Friday, December 26, 2008

Sugared Beverages

Commentary from Governor David Patterson, New York on CNN.com:

Today, we find ourselves in the midst of a new public health epidemic: childhood obesity.

What smoking was to my parents’ generation, obesity is to my children’s generation. Nearly one out of every four New Yorkers under the age of 18 is obese. In many high-poverty areas, the rate is closer to one out of three.

That is why, in the state budget I presented last Tuesday, I proposed a tax on sugared beverages like soda. Research has demonstrated that soft-drink consumption is one of the main drivers of childhood obesity.

These days I’m no longer surprised when something like an “obesity tax” is foisted upon the masses without so much as a whimper – afterall it is your fault if you’re fat, right? You should pay more, right?

Several commentators in the media applauded the move by Governor Patterson – Nicolas Kristof opined the hope that other states will follow suit because “if other states follow, [it] could help make us healthier.”

He even ties it up neatly with a bow, repeating Patterson’s parallel to smoking and cigarettes, “These days, sugary drinks are to American health roughly what tobacco was a generation ago. A tax would shift some consumers, especially kids, to diet drinks or water.”

No one likes taxes, but by golly, we must do this for the children! We must save ourselves from ourselves with this tax – save the children, save the world, reduce consumption of sugared beverages and all will be well.

What’s maddening isn’t so much the propsed tax on sugared beverages, it is what government does if they can get away with it….what’s maddening is that no one seems to notice that we are already paying taxes that enable the flood of cheap soda, fruit drinks and sugared beverages into our markets. It’s paid by our taxes in the Farm Bill, with corn being king amongst the crops subsidized by our tax dollars.

This new tax represents a double taxation to New Yorkers – taxed first from their income to subsidize corn in the Farm Bill; and now to add insult to injury, when they dare to consume products made from the corn products their tax dollars helped make cheap at the consumer level – namely high-fructose corn syrup….beverages produced that are artificially low in price at the consumer level and often cheaper than buying a bottle of water!

If the government truly wants to tackle the obesity epidemic, perhaps it’s time to revisit the Farm Bill and how it is directly creating a market flooded with cheap corn calories at the consumer level for things like high-fructose corn syrup which is used in thousands of food products in our markets!

Tuesday, December 09, 2008

Banning Bottled Water

They say the road to hell is paved by good intentions.

The Toronto Star recently noted the political battlelines drawn around the debate to ban bottled water in Toronto, “Environmentalists claim bottled water commercializes a public resource, undermines faith in Canadian water systems, and sends plastic bottles to the landfills. The bottled water industry counters that environmental groups rig recycling rate numbers and vilify a product that helps combat obesity.”
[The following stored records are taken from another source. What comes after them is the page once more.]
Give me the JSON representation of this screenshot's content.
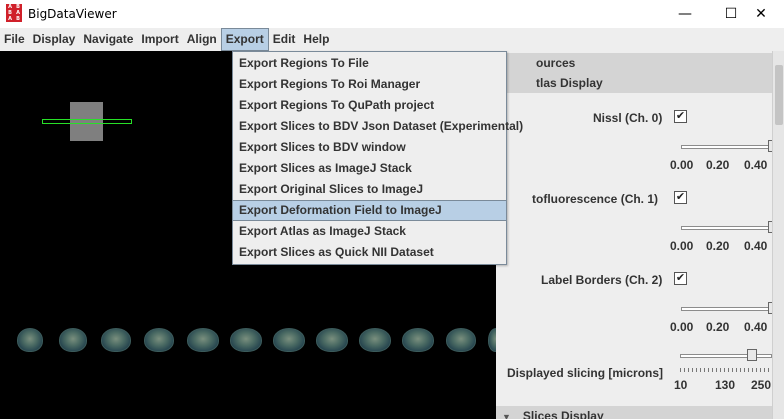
{
  "window": {
    "title": "BigDataViewer",
    "icon_letters": [
      "A",
      "B",
      "B",
      "A",
      "A",
      "B"
    ],
    "minimize_glyph": "—",
    "maximize_glyph": "☐",
    "close_glyph": "✕"
  },
  "menubar": {
    "items": [
      {
        "label": "File"
      },
      {
        "label": "Display"
      },
      {
        "label": "Navigate"
      },
      {
        "label": "Import"
      },
      {
        "label": "Align"
      },
      {
        "label": "Export"
      },
      {
        "label": "Edit"
      },
      {
        "label": "Help"
      }
    ],
    "active": "Export"
  },
  "export_menu": {
    "items": [
      {
        "label": "Export Regions To File"
      },
      {
        "label": "Export Regions To Roi Manager"
      },
      {
        "label": "Export Regions To QuPath project"
      },
      {
        "label": "Export Slices to BDV Json Dataset (Experimental)"
      },
      {
        "label": "Export Slices to BDV window"
      },
      {
        "label": "Export Slices as ImageJ Stack"
      },
      {
        "label": "Export Original Slices to ImageJ"
      },
      {
        "label": "Export Deformation Field to ImageJ"
      },
      {
        "label": "Export Atlas as ImageJ Stack"
      },
      {
        "label": "Export Slices as Quick NII Dataset"
      }
    ],
    "highlighted": "Export Deformation Field to ImageJ"
  },
  "panel": {
    "sources_header": "ources",
    "atlas_header": "tlas Display",
    "channels": [
      {
        "label": "Nissl (Ch. 0)",
        "checked": true,
        "ticks": [
          "0.00",
          "0.20",
          "0.40"
        ]
      },
      {
        "label": "tofluorescence (Ch. 1)",
        "checked": true,
        "ticks": [
          "0.00",
          "0.20",
          "0.40"
        ]
      },
      {
        "label": "Label Borders (Ch. 2)",
        "checked": true,
        "ticks": [
          "0.00",
          "0.20",
          "0.40"
        ]
      }
    ],
    "check_glyph": "✔",
    "slicing_label": "Displayed slicing [microns]",
    "slicing_ticks": [
      "10",
      "130",
      "250"
    ],
    "slices_header": "Slices Display",
    "collapse_glyph": "▼"
  },
  "colors": {
    "viewer_bg": "#000000",
    "menu_highlight": "#b8cfe5",
    "overlay_green": "#27e027",
    "panel_bg": "#eeeeee"
  }
}
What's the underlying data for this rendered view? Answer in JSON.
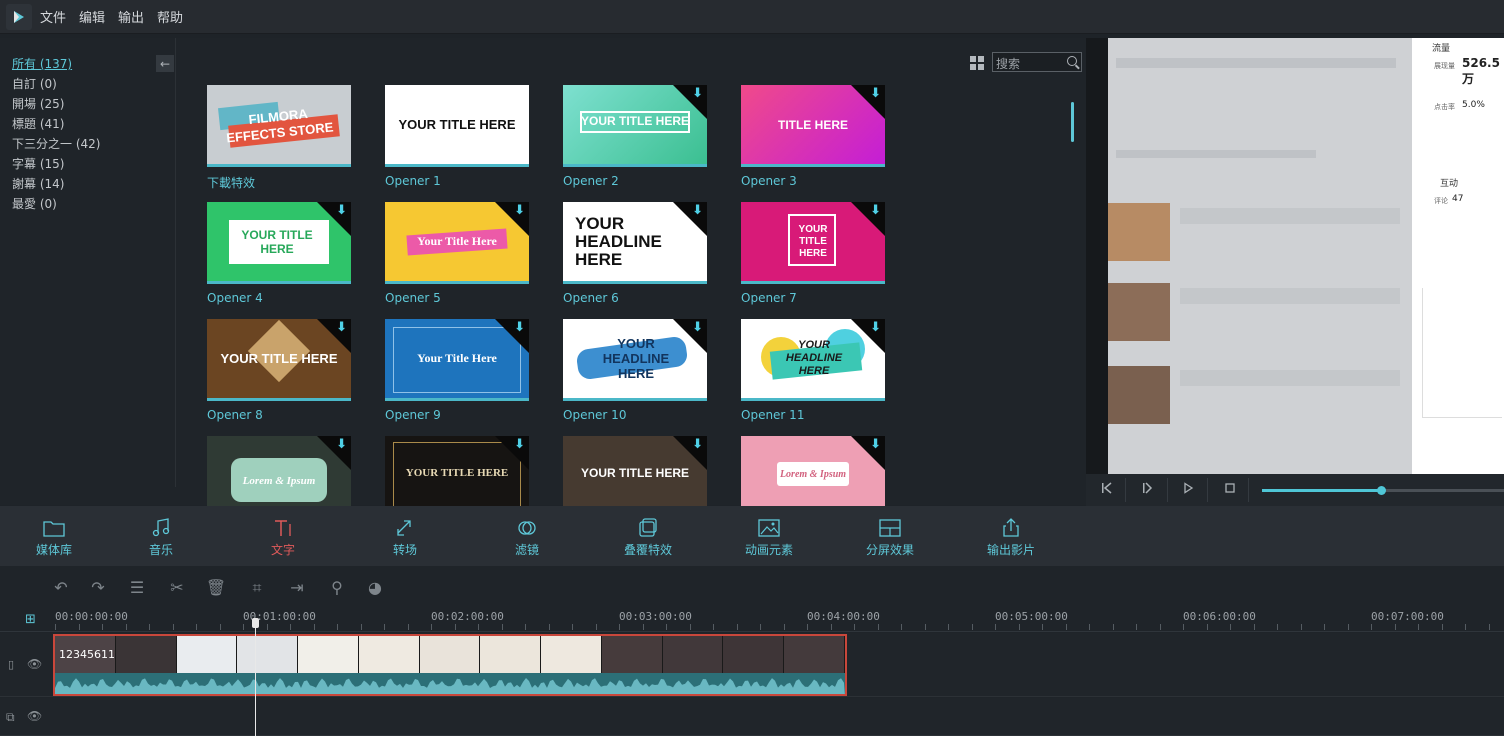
{
  "menu": {
    "items": [
      "文件",
      "编辑",
      "输出",
      "帮助"
    ]
  },
  "sidebar": {
    "categories": [
      {
        "label": "所有 (137)"
      },
      {
        "label": "自訂 (0)"
      },
      {
        "label": "開場 (25)"
      },
      {
        "label": "標題 (41)"
      },
      {
        "label": "下三分之一 (42)"
      },
      {
        "label": "字幕 (15)"
      },
      {
        "label": "謝幕 (14)"
      },
      {
        "label": "最愛 (0)"
      }
    ]
  },
  "search": {
    "placeholder": "搜索"
  },
  "library": {
    "tiles": [
      {
        "label": "下載特效",
        "text": "FILMORA EFFECTS STORE"
      },
      {
        "label": "Opener 1",
        "text": "YOUR TITLE HERE"
      },
      {
        "label": "Opener 2",
        "text": "YOUR TITLE HERE"
      },
      {
        "label": "Opener 3",
        "text": "TITLE HERE"
      },
      {
        "label": "Opener 4",
        "text": "YOUR TITLE HERE"
      },
      {
        "label": "Opener 5",
        "text": "Your Title Here"
      },
      {
        "label": "Opener 6",
        "text": "YOUR HEADLINE HERE"
      },
      {
        "label": "Opener 7",
        "text": "YOUR TITLE HERE"
      },
      {
        "label": "Opener 8",
        "text": "YOUR TITLE HERE"
      },
      {
        "label": "Opener 9",
        "text": "Your Title Here"
      },
      {
        "label": "Opener 10",
        "text": "YOUR HEADLINE HERE"
      },
      {
        "label": "Opener 11",
        "text": "YOUR HEADLINE HERE"
      },
      {
        "label": "",
        "text": "Lorem & Ipsum"
      },
      {
        "label": "",
        "text": "YOUR TITLE HERE"
      },
      {
        "label": "",
        "text": "YOUR TITLE HERE"
      },
      {
        "label": "",
        "text": "Lorem & Ipsum"
      }
    ]
  },
  "tabs": [
    {
      "label": "媒体库",
      "icon": "folder-icon"
    },
    {
      "label": "音乐",
      "icon": "music-icon"
    },
    {
      "label": "文字",
      "icon": "text-icon"
    },
    {
      "label": "转场",
      "icon": "transition-icon"
    },
    {
      "label": "滤镜",
      "icon": "filter-icon"
    },
    {
      "label": "叠覆特效",
      "icon": "overlay-icon"
    },
    {
      "label": "动画元素",
      "icon": "element-icon"
    },
    {
      "label": "分屏效果",
      "icon": "splitscreen-icon"
    },
    {
      "label": "输出影片",
      "icon": "export-icon"
    }
  ],
  "timeline": {
    "ruler": [
      "00:00:00:00",
      "00:01:00:00",
      "00:02:00:00",
      "00:03:00:00",
      "00:04:00:00",
      "00:05:00:00",
      "00:06:00:00",
      "00:07:00:00"
    ],
    "clip_name": "12345611",
    "playhead_fraction": 0.25
  },
  "preview": {
    "stats": {
      "section1": "流量",
      "views_label": "展现量",
      "views_value": "526.5万",
      "ratio_label": "点击率",
      "ratio_value": "5.0%",
      "section2": "互动",
      "comments_label": "评论",
      "comments_value": "47"
    }
  }
}
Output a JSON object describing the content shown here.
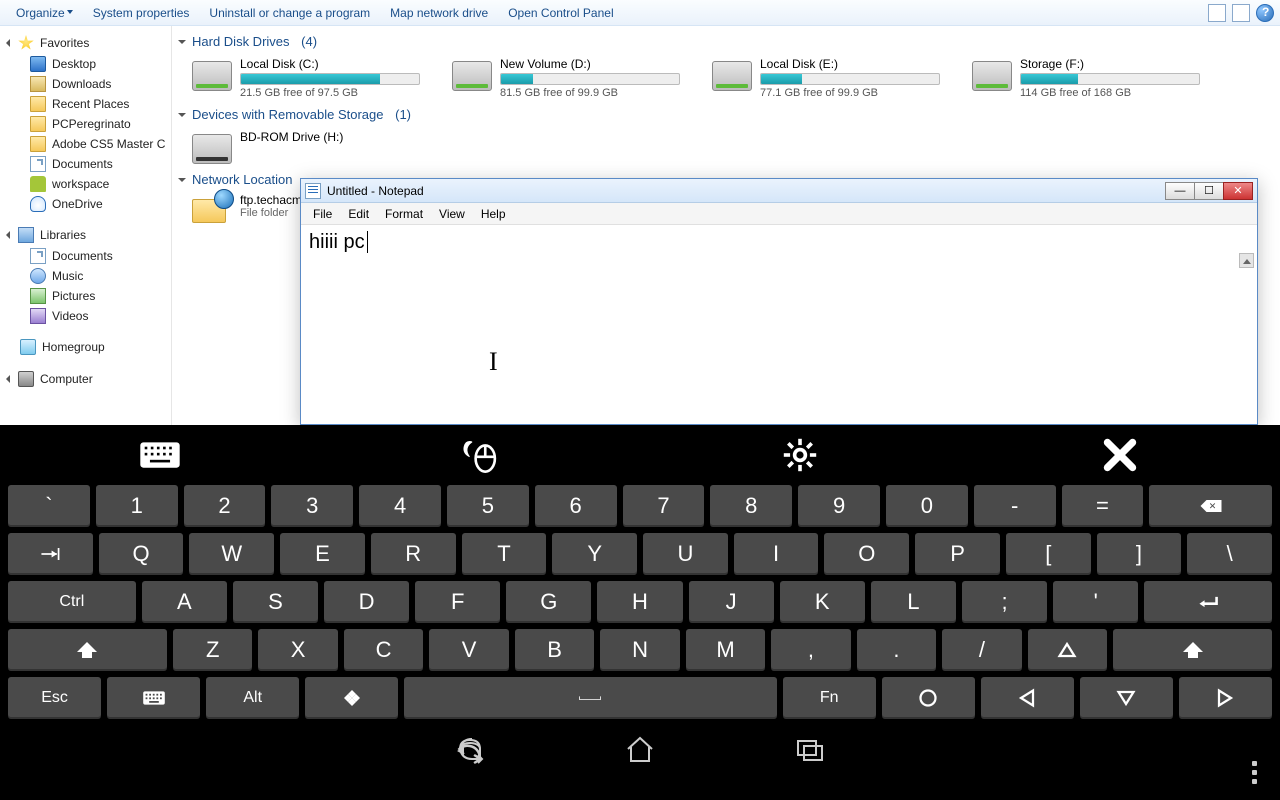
{
  "toolbar": {
    "organize": "Organize",
    "system_props": "System properties",
    "uninstall": "Uninstall or change a program",
    "map_drive": "Map network drive",
    "control_panel": "Open Control Panel"
  },
  "nav": {
    "favorites": "Favorites",
    "fav_items": [
      "Desktop",
      "Downloads",
      "Recent Places",
      "PCPeregrinato",
      "Adobe CS5 Master C",
      "Documents",
      "workspace",
      "OneDrive"
    ],
    "libraries": "Libraries",
    "lib_items": [
      "Documents",
      "Music",
      "Pictures",
      "Videos"
    ],
    "homegroup": "Homegroup",
    "computer": "Computer"
  },
  "sections": {
    "hdd": {
      "label": "Hard Disk Drives",
      "count": "(4)"
    },
    "removable": {
      "label": "Devices with Removable Storage",
      "count": "(1)"
    },
    "network": {
      "label": "Network Location",
      "count": ""
    }
  },
  "drives": [
    {
      "name": "Local Disk (C:)",
      "free": "21.5 GB free of 97.5 GB",
      "fill": 78
    },
    {
      "name": "New Volume (D:)",
      "free": "81.5 GB free of 99.9 GB",
      "fill": 18
    },
    {
      "name": "Local Disk (E:)",
      "free": "77.1 GB free of 99.9 GB",
      "fill": 23
    },
    {
      "name": "Storage (F:)",
      "free": "114 GB free of 168 GB",
      "fill": 32
    }
  ],
  "bd_drive": "BD-ROM Drive (H:)",
  "net_loc": {
    "name": "ftp.techacme",
    "sub": "File folder"
  },
  "notepad": {
    "title": "Untitled - Notepad",
    "menu": [
      "File",
      "Edit",
      "Format",
      "View",
      "Help"
    ],
    "text": "hiiii pc"
  },
  "keyboard": {
    "row_num": [
      "1",
      "2",
      "3",
      "4",
      "5",
      "6",
      "7",
      "8",
      "9",
      "0",
      "-",
      "="
    ],
    "row_q": [
      "Q",
      "W",
      "E",
      "R",
      "T",
      "Y",
      "U",
      "I",
      "O",
      "P",
      "[",
      "]",
      "\\"
    ],
    "row_a": [
      "A",
      "S",
      "D",
      "F",
      "G",
      "H",
      "J",
      "K",
      "L",
      ";",
      "'"
    ],
    "row_z": [
      "Z",
      "X",
      "C",
      "V",
      "B",
      "N",
      "M",
      ",",
      ".",
      "/"
    ],
    "ctrl": "Ctrl",
    "esc": "Esc",
    "alt": "Alt",
    "fn": "Fn"
  }
}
Last week the vote was cast and the Toronto city council voted to immediately ban the sale and/or distribution of bottled water in City Hall and the city’s civic centres where contracts permit, and ban the sale and/or distribution of bottled water in other city-owned facilities such as arenas and theatres by the end of 2011.

While it’s now illegal to not only sell bottled water, but also illegal to distribute bottled water in city-owned facilities in Toronto, it’s still perfectly legal and acceptable to sell and distribute sweetened waters (translation – soda and fruit drinks).

Afterall, isn’t that really what soda and fruit drinks are – simply sweetened water?

Let me see if I understand this.

Bottled water = bad-illegal

Bottled soda & fruit drinks = good-legal

This vote after Statistics Canada released data that found Canadians consumed more than 95 litres of soft drinks in 2007!

How much more soda and fruit drinks do you think folks will drink now that bottled water is banned?